Reliance on government benefits
It’s important to understand how prolonged financial support for your adult kids can potentially impact your reliance on government benefits. When you’re constantly supporting your kids financially, it might mean you’re dipping into your own savings more than you planned. This could mean you become more reliant on benefits such as:
- Canada Pension Plan (CPP): The CPP is a pension plan funded equally by employees and employers. All working Canadians over the age of 18 contribute a percentage of their earnings to the CPP. Accessing the CPP early could boost your monthly income, which could be helpful to cover the costs of supporting adult kids, however this also means you receive less per month over time. If long-term financial support has meant you’ve saved less into a personal or workplace pension, you may be particularly reliant on this CPP payment in retirement.
- Old Age Security (OAS): The OAS is funded from general tax revenues. It provides monthly benefits to eligible Canadian seniors to help cover living expenses in retirement. If you’re spending a significant portion of your income on supporting your adult children, you might become more reliant on OAS to cover your living expenses during retirement.
- Guaranteed Income Supplement (GIS): The GIS is a monthly payment available to low-income Old Age Security pensioners. If you’re supporting your adult children financially and spending a portion of this money, you’ll have less money left over for yourself and your needs.
Remember, it’s all about balance. While it’s natural to want to help your kids, it’s important to ensure your own financial security during retirement.
How to balance financial support with retirement plans
Create boundaries
It’s crucial to establish clear financial boundaries when supporting adult children. This could involve setting a limit on the amount of money you’re willing to provide, specifying the purposes for which you’re comfortable offering financial support, or establishing expectations for contributing to household expenses if they live with you.
Encouraging financial independence
You can help your adult children work towards financial independence by building their money management skills, sharing household expenses and chores, and switching your role from provider to coach. This can involve having open discussions about finances, helping them understand the importance of budgeting, saving, and investing, and encouraging them to take on more financial responsibilities.
Seeking professional help for retirement planning
You could seek professional help to prepare for your retirement. An advisor can provide valuable insights and strategies to optimize your retirement plan. They can help you navigate the complexities of retirement accounts, investments, and tax implications.
Focus on retirement contributions
Despite the financial responsibility of supporting adult children, it’s important to continue contributing to your retirement savings, even as a lump-sum.

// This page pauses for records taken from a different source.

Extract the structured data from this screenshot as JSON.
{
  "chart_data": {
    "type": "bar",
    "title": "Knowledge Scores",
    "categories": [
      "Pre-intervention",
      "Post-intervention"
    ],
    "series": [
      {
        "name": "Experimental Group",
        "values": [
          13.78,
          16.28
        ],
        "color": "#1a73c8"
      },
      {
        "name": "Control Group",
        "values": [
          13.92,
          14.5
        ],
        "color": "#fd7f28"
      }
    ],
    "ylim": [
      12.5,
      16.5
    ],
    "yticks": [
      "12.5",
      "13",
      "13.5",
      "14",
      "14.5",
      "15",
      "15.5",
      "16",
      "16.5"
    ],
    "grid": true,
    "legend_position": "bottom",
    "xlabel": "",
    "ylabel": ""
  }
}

This includes contributions to government pensions, employer pensions like the Deferred Profit-Sharing Plan (DPSP) if you’re still working, Locked in Retirement Accounts (LIRA), Registered Retirement Savings Plans (RRSPs), and Tax-Free Savings Accounts (TFSAs).
Look for alternative income
You could look for alternative income streams to supplement your retirement savings. This could include rental properties, dividend-paying stocks, part-time work, or even starting a small business. These alternative income streams can provide a steady source of income during your retirement and supplement your existing savings.
While it’s a great thing to financially support your adult kids, it’s not a decision that should be taken lightly. It’s crucial to make sure that you’re safeguarding your own financial stability and retirement plans or else how can you support anyone else?